A single classification tree can have high variance; that is,
different subsets of data can lead to very different trees. Bagging –
short for “bootstrap aggregating” – can decrease that variance by
combining the results of multiple classification trees. In other words,
the average of multiple “guesses” tends to be closer to the real answer
than a single “guess”. The bagging procedure is as follows:
1. Take a random sample of the data with replacement (the
“bootstrap”)
2. Create a full unpruned tree using that sample, using all
predictors
3. Record the predicted outcomes from the tree; that is, the predicted
class of each observation
4. Repeat for the number of trees specified by the user, e.g. a bagged
model could have 10 or 100 trees
5. For a binary outcome, take the majority vote across the trees’
predictions; that is, if 7/10 trees say that observation 200 should be
Class A, then that is the prediction for observation 200 (the
“aggregating”)
To find out how many repetitions of the bagging procedure are appropriate (i.e. how many individual classification trees should be created and aggregated into one model), models with different numbers of trees can be built, and the error measured. Too many trees won’t lead to overfitting but will take unnecessary computing time, so it’s better to use the smallest number of trees that leads to low error.

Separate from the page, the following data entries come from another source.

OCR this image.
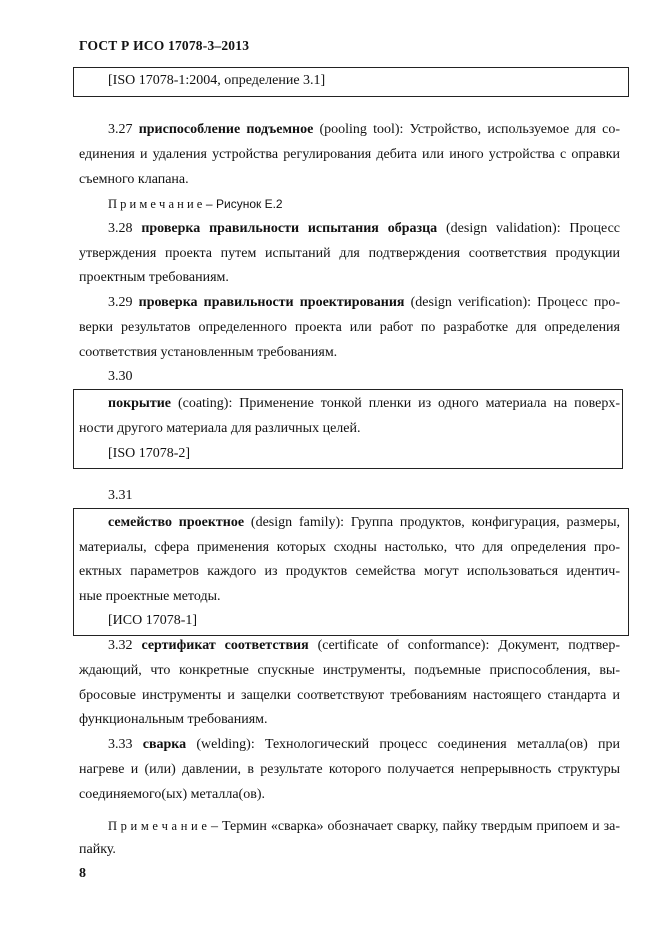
ГОСТ Р ИСО 17078-3–2013
[ISO 17078-1:2004, определение 3.1]
3.27 приспособление подъемное (pooling tool): Устройство, используемое для со-
единения и удаления устройства регулирования дебита или иного устройства с оправки
съемного клапана.
П р и м е ч а н и е – Рисунок Е.2
3.28 проверка правильности испытания образца (design validation): Процесс
утверждения проекта путем испытаний для подтверждения соответствия продукции
проектным требованиям.
3.29 проверка правильности проектирования (design verification): Процесс про-
верки результатов определенного проекта или работ по разработке для определения
соответствия установленным требованиям.
3.30
покрытие (coating): Применение тонкой пленки из одного материала на поверх-
ности другого материала для различных целей.
[ISO 17078-2]
3.31
семейство проектное (design family): Группа продуктов, конфигурация, размеры,
материалы, сфера применения которых сходны настолько, что для определения про-
ектных параметров каждого из продуктов семейства могут использоваться идентич-
ные проектные методы.
[ИСО 17078-1]
3.32 сертификат соответствия (certificate of conformance): Документ, подтвер-
ждающий, что конкретные спускные инструменты, подъемные приспособления, вы-
бросовые инструменты и защелки соответствуют требованиям настоящего стандарта и
функциональным требованиям.
3.33 сварка (welding): Технологический процесс соединения металла(ов) при
нагреве и (или) давлении, в результате которого получается непрерывность структуры
соединяемого(ых) металла(ов).
П р и м е ч а н и е – Термин «сварка» обозначает сварку, пайку твердым припоем и за-
пайку.
8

The plot below shows that classification accuracy for this data increases as the number of trees in a bagged model increases, up to a point (the black line is mean accuracy across different subsets of data, and the grey lines are +/- 1 SD). Accuracy plateaus at about 250 trees, so 250 trees is a reasonable number to use.

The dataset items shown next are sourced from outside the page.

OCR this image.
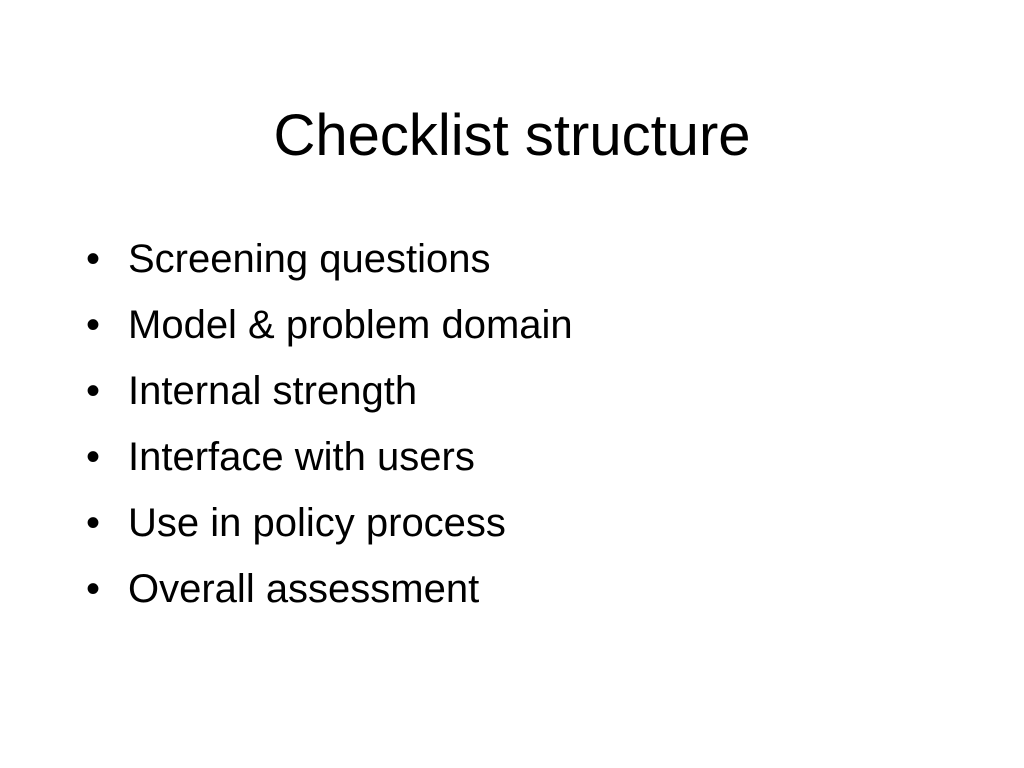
Checklist structure
• Screening questions
• Model & problem domain
• Internal strength
• Interface with users
• Use in policy process
• Overall assessment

The final model consisted of 250 individual trees, each allowed to grow to its full depth. For each tree, the same parameters were used as in the single classification tree: a minsplit of 20 observations for splitting a node, and split = “gini”. Each tree was built from a bootstrapped sample of n=753, randomly sampled with replacement from the original dataset of n=753. The bootstrapping process means that each tree was built on roughly 2/3 of the data. Downsampling was applied to the majority class (“No”) so that each tree was built using an equal number of “Yes” and “No” cases. No cross-validation procedure was used in this final model, as the dataset was already pretty small and individual trees were built using different subsets of the data anyway.
The table below shows the final model’s confusion matrix of correctly and incorrectly predicted cases. The model’s classification accuracy was 77.42% overall, with 32.21% sensitivity and 88.58% specificity.
## Actual No Actual Yes
## Predicted No 535 101
## Predicted Yes 69 48
Variable importance was calculated similarly as in the single classification tree, except it’s now summed across 250 trees in the model. In the plot below, importance was scaled relative to the most important variable (HHIE).
A bagged model made of 250 trees appeared to be more accurate than a single tree, but that was because it skewed more towards “No” cases (which made up the vast majority of cases), despite the use of downsampling.
HHIE, Age, and PTA(BE) were the most important variables in a bagged model, similar to a single classification tree.
| Accuracy % | Sensitivity % | Specificity % | Area Under Curve | |
|---|---|---|---|---|
| Logistic x=4 | 63.47 | 59.73 | 64.4 | 62.07 |
| Class tree cp=0.013 | 67.46 | 78.52 | 64.74 | 71.63 |
| Bagging (250 trees) | 77.42 | 32.21 | 88.58 | 60.4 |
| Random forest | * | * | * | * |
| Boosting | * | * | * | * |